Por conseguinte, é oportuno mostrar que se deslocamos ligeiramente as fórmulas correntes descobrimos aqui mesmo a vida quotidiana. É claro que a difusão destas palavras mediante um toca-fitas não pretende precisamente ilustrar a integração das técnicas a esta vida quotidiana marginal ao mudo técnico, mas de aproveitar a ocasião mais simples para romper com as aparências de pseudocolaboração, de diálogo fictício, que se instituem entre o conferente "de corpo presente" e sues espectadores. Esta ligeira ruptura com um conforto pode servir para decidir na estrutura da crítica da vida quotidiana (crítica que de outro modo resultaria completamente abstrata) esta mesma conferência, como tanta outras disposições do emprego do tempo e das coisas, que a força de considerá-las "normais" já não se discernem; e que, fundamentalmente, nos condicionam. A propósito de um detalhe semelhante, como a propósito do conjunto mesmo da vida quotidiana, a modificação constitui sempre a condição necessária e suficiente para fazer aparecer experimentalmente o objeto de nosso estudo, cuja ausência o converteria em algo duvidoso; o objeto ao qual se não trata apenas de estudar, mas de modificar
Acabo de dizer que a realidade de um conjunto observável que se designaria pelo termo "vida quotidiana" corre o risco de ser hipotético para muitas pessoas. Com efeito, desde que se constituiu este grupo de investigação, o traço mais destacável não é evidentemente que ainda não haja descoberto nada, mas que desde o primeiro momento se tenha estabelecido a questão da própria existência da vida quotidiana; e não tenha deixado de aprofundar-se de sessão em sessão. A maioria das intervenções que até agora se puderam escutar nesta discussão procediam de pessoas nada convencidas de que a vida quotidiana exista, pois não a encontraram em nenhum lugar. Um grupo de investigação sobre a vida quotidiana, animado com semelhante espírito, é comparável em todos os seus aspectos a um grupo que partisse em busca do abominável homem das neves e cuja investigação poderia desembocar perfeitamente na conclusão de que na realidade não se tratava mais que de uma bufonada folclórica.

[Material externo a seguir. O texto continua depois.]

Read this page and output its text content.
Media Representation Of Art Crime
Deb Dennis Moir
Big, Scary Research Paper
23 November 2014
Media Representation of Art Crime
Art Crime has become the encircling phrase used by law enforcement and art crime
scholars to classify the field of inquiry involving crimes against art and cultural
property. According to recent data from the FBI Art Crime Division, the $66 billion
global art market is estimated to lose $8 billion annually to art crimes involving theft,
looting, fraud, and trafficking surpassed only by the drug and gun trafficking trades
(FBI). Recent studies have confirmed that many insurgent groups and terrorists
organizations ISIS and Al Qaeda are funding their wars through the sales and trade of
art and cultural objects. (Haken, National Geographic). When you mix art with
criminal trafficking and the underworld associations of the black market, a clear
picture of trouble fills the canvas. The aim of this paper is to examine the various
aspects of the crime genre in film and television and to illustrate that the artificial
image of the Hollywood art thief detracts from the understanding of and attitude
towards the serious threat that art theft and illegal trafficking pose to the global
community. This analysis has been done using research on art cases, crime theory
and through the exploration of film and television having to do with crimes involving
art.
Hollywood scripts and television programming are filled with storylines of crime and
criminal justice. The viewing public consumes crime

Entretanto, todo mundo está de acordo em que determinados gestos repetidos cada dia, como abrir as portas ou encher os vasos, são plenamente reais; mas estes gestos se encontram em um nível tão trivial da realidade que com razão se põe em dúvida seu possível interesse para justificar uma nova especialização da investigação sociológica. E certo número de sociólogos parecem pouco inclinados a imaginar outros aspectos da vida quotidiana a partir da definição proposta por Henri Lefebvre, isto é, "o que subsiste quando se subtrai do vivido todas as atividades especializadas". Aqui descobrimos que a maioria dos sociólogos - e já sabemos a satisfação que sentem em suas atividades especializadas, justamente, e o quanto de ordinário lhe consagram uma fé cega - a maioria dos sociólogos, digo, reconhecem atividades especializadas por doquier, e a vida quotidiana em nenhum lugar. A vida quotidiana se encontra sempre em outra parte, entre os outros, e em todo caso, entre as classes não-sociólogas da população. Alguém disse aqui que os trabalhadores constituíam um interessante objeto de estudo, por se tratarem de cobaias provavelmente inoculadas com esse vírus da vida quotidiana, pois não tendo acesso às atividades especializadas, tampouco podem viver outra coisa que a vida quotidiana. Esta maneira de pegar o povo em busca de um longínquo primitivismo do quotidiano, e sobretudo, esta complacência declarada e sem rodeios, esta ingênua arrogância de participar de uma cultura cuja categórica decadência, sua incapacidade radical de compreender o mundo que a produz ninguém pode ocultar, tudo isto não deixa de ser surpreendente.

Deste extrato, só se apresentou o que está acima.